Tim Cook is an intelligent man and also methodical. However his loyalty is to the board and shareholders and he will ultimately always choose profit above all else. This isn't to knock him, it's the case with 99.99% of men in his position. Apple was lucky to have a visionary like Jobs for so long - and he had his flaws too. However his independence allowed him to do any things and to take risks that other men might have failed to get the board's approval for. Launching the iPad that ate away at low-end MacBook sales is one example. Another was launching the iPhone despite it being clear it would be the beginning of the end of Apple's ipod cash cow.

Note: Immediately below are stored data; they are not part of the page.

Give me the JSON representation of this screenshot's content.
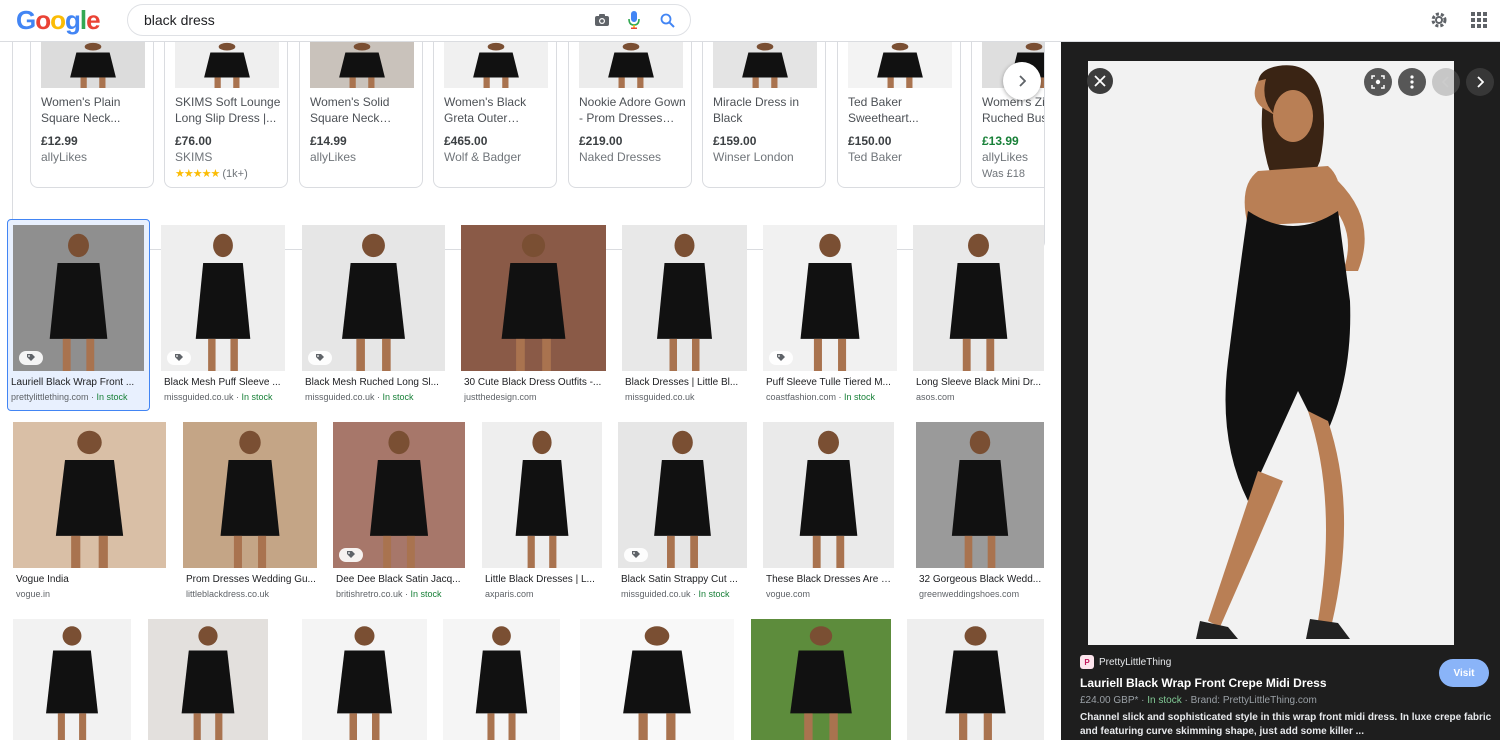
{
  "header": {
    "logo_letters": [
      {
        "ch": "G",
        "color": "#4285f4"
      },
      {
        "ch": "o",
        "color": "#ea4335"
      },
      {
        "ch": "o",
        "color": "#fbbc05"
      },
      {
        "ch": "g",
        "color": "#4285f4"
      },
      {
        "ch": "l",
        "color": "#34a853"
      },
      {
        "ch": "e",
        "color": "#ea4335"
      }
    ],
    "search_value": "black dress",
    "icons": [
      "camera-icon",
      "microphone-icon",
      "search-icon",
      "gear-icon",
      "apps-grid-icon"
    ]
  },
  "shopping": [
    {
      "title": "Women's Plain Square Neck...",
      "price": "£12.99",
      "seller": "allyLikes",
      "img": "#dcdcdc"
    },
    {
      "title": "SKIMS Soft Lounge Long Slip Dress |...",
      "price": "£76.00",
      "seller": "SKIMS",
      "rating_stars": "★★★★★",
      "rating_count": "(1k+)",
      "img": "#efefef"
    },
    {
      "title": "Women's Solid Square Neck Long...",
      "price": "£14.99",
      "seller": "allyLikes",
      "img": "#c9c2bb"
    },
    {
      "title": "Women's Black Greta Outer Space...",
      "price": "£465.00",
      "seller": "Wolf & Badger",
      "img": "#f0f0f0"
    },
    {
      "title": "Nookie Adore Gown - Prom Dresses an...",
      "price": "£219.00",
      "seller": "Naked Dresses",
      "img": "#ececec"
    },
    {
      "title": "Miracle Dress in Black",
      "price": "£159.00",
      "seller": "Winser London",
      "img": "#e4e4e4"
    },
    {
      "title": "Ted Baker Sweetheart...",
      "price": "£150.00",
      "seller": "Ted Baker",
      "img": "#f3f3f3"
    },
    {
      "title": "Women's Zip Ruched Bust...",
      "price": "£13.99",
      "price_sale": true,
      "seller": "allyLikes",
      "was": "Was £18",
      "img": "#dedede"
    }
  ],
  "grid": {
    "row1": [
      {
        "title": "Lauriell Black Wrap Front ...",
        "source": "prettylittlething.com",
        "stock": "In stock",
        "tag": true,
        "bg": "#8f8f8f",
        "selected": true
      },
      {
        "title": "Black Mesh Puff Sleeve ...",
        "source": "missguided.co.uk",
        "stock": "In stock",
        "tag": true,
        "bg": "#eeeeee"
      },
      {
        "title": "Black Mesh Ruched Long Sl...",
        "source": "missguided.co.uk",
        "stock": "In stock",
        "tag": true,
        "bg": "#e6e6e6"
      },
      {
        "title": "30 Cute Black Dress Outfits -...",
        "source": "justthedesign.com",
        "stock": "",
        "tag": false,
        "bg": "#8a5a47"
      },
      {
        "title": "Black Dresses | Little Bl...",
        "source": "missguided.co.uk",
        "stock": "",
        "tag": false,
        "bg": "#e8e8e8"
      },
      {
        "title": "Puff Sleeve Tulle Tiered M...",
        "source": "coastfashion.com",
        "stock": "In stock",
        "tag": true,
        "bg": "#f1f1f1"
      },
      {
        "title": "Long Sleeve Black Mini Dr...",
        "source": "asos.com",
        "stock": "",
        "tag": false,
        "bg": "#e9e9e9"
      }
    ],
    "row2": [
      {
        "title": "Vogue India",
        "source": "vogue.in",
        "stock": "",
        "tag": false,
        "bg": "#d9bfa6"
      },
      {
        "title": "Prom Dresses Wedding Gu...",
        "source": "littleblackdress.co.uk",
        "stock": "",
        "tag": false,
        "bg": "#c4a586"
      },
      {
        "title": "Dee Dee Black Satin Jacq...",
        "source": "britishretro.co.uk",
        "stock": "In stock",
        "tag": true,
        "bg": "#a7776a"
      },
      {
        "title": "Little Black Dresses | L...",
        "source": "axparis.com",
        "stock": "",
        "tag": false,
        "bg": "#eeeeee"
      },
      {
        "title": "Black Satin Strappy Cut ...",
        "source": "missguided.co.uk",
        "stock": "In stock",
        "tag": true,
        "bg": "#e6e6e6"
      },
      {
        "title": "These Black Dresses Are P...",
        "source": "vogue.com",
        "stock": "",
        "tag": false,
        "bg": "#eaeaea"
      },
      {
        "title": "32 Gorgeous Black Wedd...",
        "source": "greenweddingshoes.com",
        "stock": "",
        "tag": false,
        "bg": "#9a9a9a"
      }
    ],
    "row3": [
      {
        "bg": "#f2f2f2"
      },
      {
        "bg": "#e3e0dd"
      },
      {
        "bg": "#f4f4f4"
      },
      {
        "bg": "#f5f5f5"
      },
      {
        "bg": "#f8f8f8"
      },
      {
        "bg": "#5d8c3c"
      },
      {
        "bg": "#eeeeee"
      }
    ]
  },
  "panel": {
    "source": "PrettyLittleThing",
    "favicon_letter": "P",
    "title": "Lauriell Black Wrap Front Crepe Midi Dress",
    "price": "£24.00 GBP*",
    "stock": "In stock",
    "brand": "Brand: PrettyLittleThing.com",
    "description": "Channel slick and sophisticated style in this wrap front midi dress. In luxe crepe fabric and featuring curve skimming shape, just add some killer ...",
    "visit_label": "Visit"
  }
}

What really worries me about Cook is the central theme of your letter - he seems to have no instinctive understanding, as Jobs did, for trust. We saw this in the cavalier way that Cook allowed U2 to force their music into everyone's copy of iTunes. And we saw it really loud and clear with Aperture. For me that marked a turning point, after putting a lot of trust in Apple for many years, trusting them with what is to me a very important part of life; photography, photos of friends, families, life's moments and travel, to have them unceremoniously dump us because they want to get teenaged girls using Photos instead really was a kick in the teeth. This isn't the reaction of those who want something for nothing or who whinge about minor changes, this was Apple betraying long-term trust in an area that has long been a central part of many peoples interaction with technology. They're the richest company in the world, they only had to promise to keep Aperture going for a few more years until they could guarantee that Photos could open the library without any problems and all the arguments would have melted away but they couldn't be bothered. Would Apple of today even make Aperture, something driven by Job's passion for photography and determination that Apple users wouldn't be left out by Adobe? It's hard to imagine Cook taking such an approach. Worryingly his lack of judgement seems to result in him spending time and energy sucking up to thuggish hip-hop "singers" rather than standing up for loyal customers.
Apple faces the same problem that many in tech do - for most people most laptops and tablets made in the last few years are good enough and people will upgrade less and less. One way around this is to make such wonderful products that people want to upgrade - essentially the Jobs route. The other is to try to use tricks cutting off purchases, forced obsolescence, abandoning users of one app to push them to another etc. This has long been Microsoft's approach and appears to be Cook's approach.
I have some sympathy for him: Standing before the board of directors it must be very hard to resist such urges; ultimately they can't account for trust. However it really is a precious, almost priceless commodity for a company and it's sad to see Apple squander it. Years ago everyone would have believed them when they said yesterday's actions were a glitch, today I see many people assume they were testing the waters and then got rattled by the reaction. We'll never know the truth however the impact of the decline in trust is very visible.